The word polyphiloprogenitive overwhelms everything in its vicinity and brings readers to a stop, from which they may find it difficult to get restarted. It's quite natural in such a situation for humble readers to blame themselves for lacking the necessary familiarity with the intimidating term to come to grips with the rest of the passage. But such self-blame is not always justified.
According to Merriam-Webster's Online Dictionary, polyphiloprogenitive (which has been around since at least 1919) has a single, simple definition: "extremely prolific." Let's try replacing the intimidating word in the sentence with its less scary definition (and include the preceding sentence in the article for context), and then see how it looks:
But we knew from the start the genome project would never be complete. The maps, or the sequences, are just the start of many lines of research, extremely prolific, multiply multiple genome projects.
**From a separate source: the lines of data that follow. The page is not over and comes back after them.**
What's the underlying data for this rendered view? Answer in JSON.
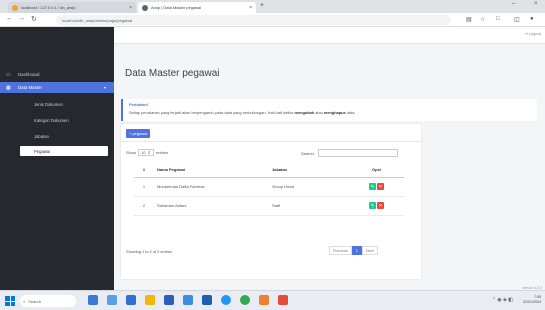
{
  "browser": {
    "tabs": [
      {
        "label": "localhost / 127.0.0.1 / db_arsip",
        "favicon": "phpmyadmin-icon",
        "color": "#f0a030"
      },
      {
        "label": "Arsip | Data Master pegawai",
        "favicon": "globe-icon",
        "color": "#5f6368"
      }
    ],
    "url": "localhost/db_arsip/admin/page/pegawai"
  },
  "topbar": {
    "logout_label": "Logout"
  },
  "sidebar": {
    "items": [
      {
        "label": "Dashboard",
        "icon": "monitor-icon"
      },
      {
        "label": "Data Master",
        "icon": "table-icon"
      }
    ],
    "subitems": [
      "Jenis Dokumen",
      "Kategori Dokumen",
      "Jabatan",
      "Pegawai"
    ]
  },
  "page": {
    "title": "Data Master pegawai",
    "alert": {
      "title": "Perhatian!",
      "text_before": "Setiap perubahan yang terjadi akan berpengaruh pada data yang berhubungan. Hati-hati ketika ",
      "bold1": "mengubah",
      "text_mid": " atau ",
      "bold2": "menghapus",
      "text_after": " data."
    }
  },
  "card": {
    "add_button": "+ pegawai",
    "show_label": "Show",
    "length_value": "10",
    "entries_label": "entries",
    "search_label": "Search:",
    "search_value": "",
    "columns": [
      "#",
      "Nama Pegawai",
      "Jabatan",
      "Opsi"
    ],
    "rows": [
      {
        "no": "1",
        "nama": "Muhammad Daffa Fahreza",
        "jabatan": "Group Head"
      },
      {
        "no": "2",
        "nama": "Sarlaman Adtani",
        "jabatan": "Staff"
      }
    ],
    "info": "Showing 1 to 2 of 2 entries",
    "pager": {
      "prev": "Previous",
      "current": "1",
      "next": "Next"
    }
  },
  "footer": {
    "version": "Version 1.0.0"
  },
  "taskbar": {
    "search_placeholder": "Search",
    "time": "7:55",
    "date": "22/01/2024"
  },
  "colors": {
    "primary": "#4e73df",
    "sidebar": "#25292e",
    "edit": "#1cc88a",
    "delete": "#e74a3b"
  }
}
To my mind, the second sentence of the excerpt is very nearly gibberish—an especially unfortunate circumstance given that it appears in a column that takes scientists to task for using "sloppy language" and for failing "to get more fully and precisely into the proper language of genetics." To make the OP's quotation coherent, you'd have to alter its back end extensively, along these lines:
But we knew from the outset that the genome project would never be complete. The maps, or the sequences, are just the start of many lines of research, as the progeny of this extremely prolific source of research opportunities will quickly multiply in the form of multiple subsidiary genome projects.
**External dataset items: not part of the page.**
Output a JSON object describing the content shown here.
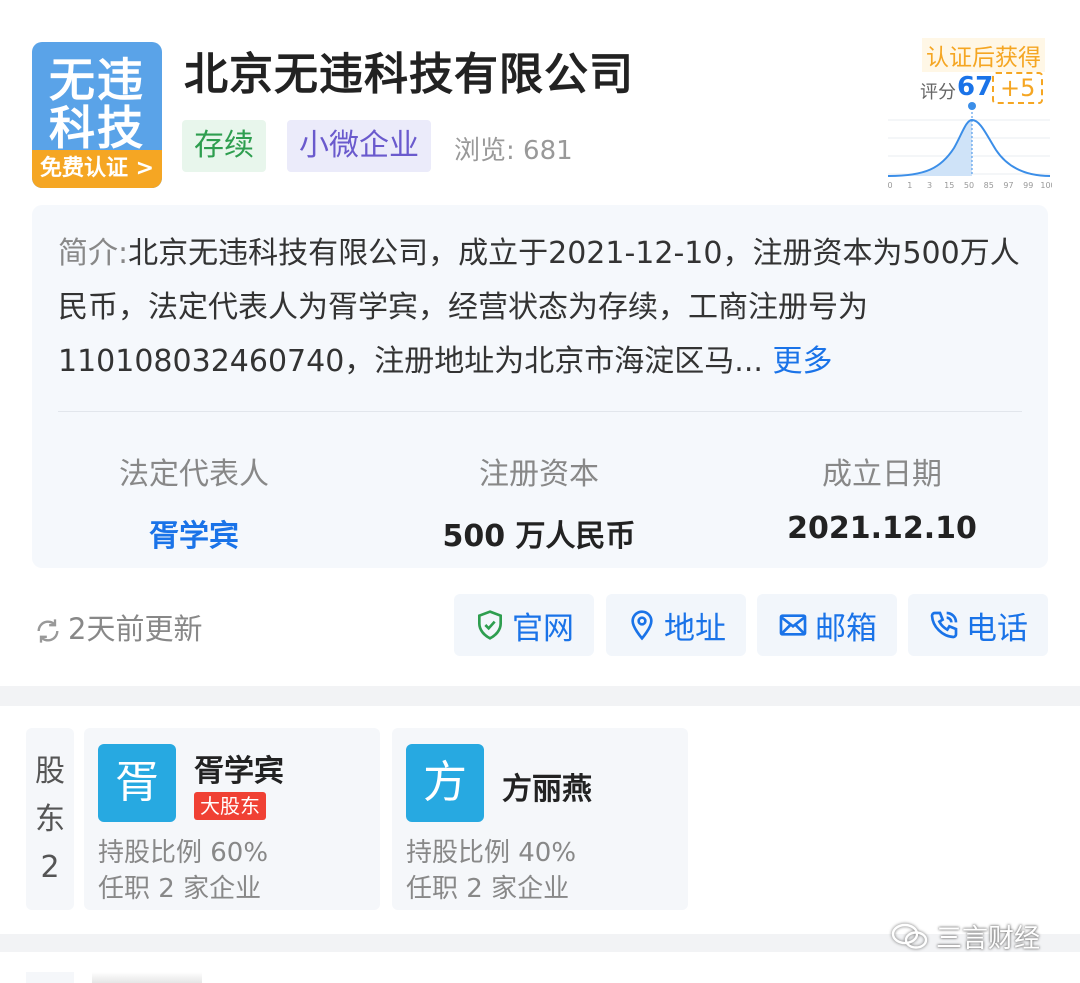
{
  "header": {
    "logo_text_line1": "无违",
    "logo_text_line2": "科技",
    "logo_badge": "免费认证 >",
    "company_name": "北京无违科技有限公司",
    "status_tag": "存续",
    "size_tag": "小微企业",
    "views": "浏览: 681"
  },
  "score": {
    "certify_text": "认证后获得",
    "label": "评分",
    "value": "67",
    "bonus": "+5",
    "axis_ticks": [
      "0",
      "1",
      "3",
      "15",
      "50",
      "85",
      "97",
      "99",
      "100"
    ]
  },
  "intro": {
    "label": "简介:",
    "text": "北京无违科技有限公司，成立于2021-12-10，注册资本为500万人民币，法定代表人为胥学宾，经营状态为存续，工商注册号为110108032460740，注册地址为北京市海淀区马...",
    "more": "更多"
  },
  "stats": {
    "legal_rep_label": "法定代表人",
    "legal_rep_value": "胥学宾",
    "capital_label": "注册资本",
    "capital_value": "500 万人民币",
    "founded_label": "成立日期",
    "founded_value": "2021.12.10"
  },
  "actions": {
    "updated": "2天前更新",
    "website": "官网",
    "address": "地址",
    "email": "邮箱",
    "phone": "电话"
  },
  "shareholders": {
    "label_line1": "股",
    "label_line2": "东",
    "count": "2",
    "items": [
      {
        "avatar": "胥",
        "name": "胥学宾",
        "badge": "大股东",
        "ratio": "持股比例 60%",
        "positions": "任职 2 家企业"
      },
      {
        "avatar": "方",
        "name": "方丽燕",
        "ratio": "持股比例 40%",
        "positions": "任职 2 家企业"
      }
    ]
  },
  "watermark": "三言财经",
  "colors": {
    "primary": "#1a73e8",
    "logo_bg": "#5aa3e8",
    "badge_orange": "#f5a623",
    "status_green": "#2e9e4f",
    "size_purple": "#6a5acd",
    "major_red": "#f04134"
  }
}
Considering that this article was published on 15 February 2001, I thought that perhaps the author's wording got garbled at some point after print publication, as sometimes happens to online articles when a Website changes its formatting and source code as part of a major site redesign (as must surely have occurred at Nature.com more than once in the 14 years since this article first appeared). But I haven't been able to find any online evidence that this happened, and I don't have access to a print copy of the relevant issue of Nature to check the original.
As to the OP's question about whether the quoted sentence makes sense as written, I don't think it does. Sometimes an emperor who looks naked to the unsophisticated eye really is naked.